India has faced persistent challenges with its capital account, as highlighted by DBS economist Radhika Rao, who points to weakening capital flows, softer foreign portfolio inflows, and a narrower net Foreign Direct Investment (FDI) position. These factors collectively pushed India's balance of payments into a deficit during FY26, accompanied by a moderation in offshore borrowings [1]. Early FY27 saw sizeable equity outflows, though there has been some recovery in Foreign Portfolio Investment (FPI) debt and FDI inflows [1].
In response to these pressures, the Reserve Bank of India (RBI) and the government introduced a series of measures in June 2026 aimed at supporting capital inflows. While the specific measures were not detailed in the source, their implementation reflects a concerted effort to stabilize the external balance [1].

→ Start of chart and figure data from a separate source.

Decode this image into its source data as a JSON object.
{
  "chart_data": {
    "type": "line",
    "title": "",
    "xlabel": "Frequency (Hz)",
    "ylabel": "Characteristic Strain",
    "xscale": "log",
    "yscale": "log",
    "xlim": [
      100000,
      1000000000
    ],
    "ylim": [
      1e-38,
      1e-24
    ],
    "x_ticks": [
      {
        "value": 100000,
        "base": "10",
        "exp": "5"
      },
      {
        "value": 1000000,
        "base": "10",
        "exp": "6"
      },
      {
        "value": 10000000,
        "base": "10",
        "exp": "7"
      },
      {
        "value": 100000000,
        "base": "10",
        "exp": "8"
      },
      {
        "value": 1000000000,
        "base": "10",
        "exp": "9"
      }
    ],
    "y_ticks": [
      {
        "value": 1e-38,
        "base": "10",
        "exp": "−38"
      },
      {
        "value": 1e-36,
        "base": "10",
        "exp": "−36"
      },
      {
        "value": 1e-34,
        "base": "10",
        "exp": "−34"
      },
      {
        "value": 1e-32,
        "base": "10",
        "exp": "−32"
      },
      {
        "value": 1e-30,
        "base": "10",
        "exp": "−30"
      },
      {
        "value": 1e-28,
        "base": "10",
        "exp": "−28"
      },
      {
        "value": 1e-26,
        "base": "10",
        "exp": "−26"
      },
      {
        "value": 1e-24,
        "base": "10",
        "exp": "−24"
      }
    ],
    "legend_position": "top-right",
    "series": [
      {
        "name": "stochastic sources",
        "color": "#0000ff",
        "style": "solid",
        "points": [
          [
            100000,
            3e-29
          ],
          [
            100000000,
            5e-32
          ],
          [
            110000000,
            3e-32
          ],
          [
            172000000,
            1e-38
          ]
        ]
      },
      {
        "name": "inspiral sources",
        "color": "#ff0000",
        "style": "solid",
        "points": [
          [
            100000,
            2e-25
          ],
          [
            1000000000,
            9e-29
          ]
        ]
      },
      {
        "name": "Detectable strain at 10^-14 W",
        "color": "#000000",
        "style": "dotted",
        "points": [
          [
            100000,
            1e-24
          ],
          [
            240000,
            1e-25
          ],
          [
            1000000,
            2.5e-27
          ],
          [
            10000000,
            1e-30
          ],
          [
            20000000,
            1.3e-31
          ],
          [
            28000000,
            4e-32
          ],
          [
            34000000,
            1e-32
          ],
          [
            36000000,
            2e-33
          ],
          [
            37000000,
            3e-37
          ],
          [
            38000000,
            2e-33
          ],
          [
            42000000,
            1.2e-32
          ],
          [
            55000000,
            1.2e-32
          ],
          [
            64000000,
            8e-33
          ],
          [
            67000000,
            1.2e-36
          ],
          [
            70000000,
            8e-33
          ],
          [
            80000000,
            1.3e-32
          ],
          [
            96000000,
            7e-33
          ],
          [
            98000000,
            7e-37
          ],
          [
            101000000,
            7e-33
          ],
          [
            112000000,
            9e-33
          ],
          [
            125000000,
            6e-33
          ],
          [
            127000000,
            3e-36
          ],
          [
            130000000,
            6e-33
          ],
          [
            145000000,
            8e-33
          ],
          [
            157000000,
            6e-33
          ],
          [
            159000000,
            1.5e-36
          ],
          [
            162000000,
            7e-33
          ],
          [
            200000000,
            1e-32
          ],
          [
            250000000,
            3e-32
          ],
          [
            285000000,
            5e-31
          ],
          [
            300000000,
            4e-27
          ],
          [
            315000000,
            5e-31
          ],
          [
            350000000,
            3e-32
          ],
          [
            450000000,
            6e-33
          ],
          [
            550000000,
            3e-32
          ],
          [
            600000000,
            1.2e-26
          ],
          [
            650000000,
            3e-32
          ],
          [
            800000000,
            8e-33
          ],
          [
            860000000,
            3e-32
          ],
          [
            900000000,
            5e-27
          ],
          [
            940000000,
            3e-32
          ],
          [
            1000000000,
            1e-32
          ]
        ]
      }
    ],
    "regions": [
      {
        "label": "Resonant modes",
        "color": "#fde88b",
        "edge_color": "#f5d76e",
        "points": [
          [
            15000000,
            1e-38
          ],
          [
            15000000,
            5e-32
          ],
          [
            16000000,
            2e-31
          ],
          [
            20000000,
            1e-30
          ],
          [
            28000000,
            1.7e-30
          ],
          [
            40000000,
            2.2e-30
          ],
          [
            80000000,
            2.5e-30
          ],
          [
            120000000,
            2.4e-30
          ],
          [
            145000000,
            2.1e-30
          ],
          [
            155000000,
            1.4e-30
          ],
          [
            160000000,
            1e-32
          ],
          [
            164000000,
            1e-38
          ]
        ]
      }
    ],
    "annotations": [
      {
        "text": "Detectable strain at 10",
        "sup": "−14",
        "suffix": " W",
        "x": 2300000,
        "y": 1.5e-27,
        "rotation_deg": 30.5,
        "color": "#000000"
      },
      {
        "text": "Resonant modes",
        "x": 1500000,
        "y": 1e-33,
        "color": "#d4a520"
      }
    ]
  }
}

On the monetary policy front, inflation risks are now seen as being driven more by geopolitical factors than by monsoon-related concerns, according to DBS. As a result, the bank has removed its rate hike forecast for FY27 and anticipates downside risk to its end-year 10-year yield forecast of 6.9% [1].
Fiscal policy is also expected to be impacted, with the need to accommodate higher subsidies and lower revenue growth likely resulting in a modestly wider fiscal deficit in FY27 [1].
CONCLUSION
India's capital account has come under pressure due to weakening inflows, prompting the RBI and government to take action in June 2026. While some recovery in FPI debt and FDI is noted, fiscal and monetary policy adjustments are expected as authorities work to stabilize the external balance. The overall market sentiment remains cautious, with medium impact anticipated.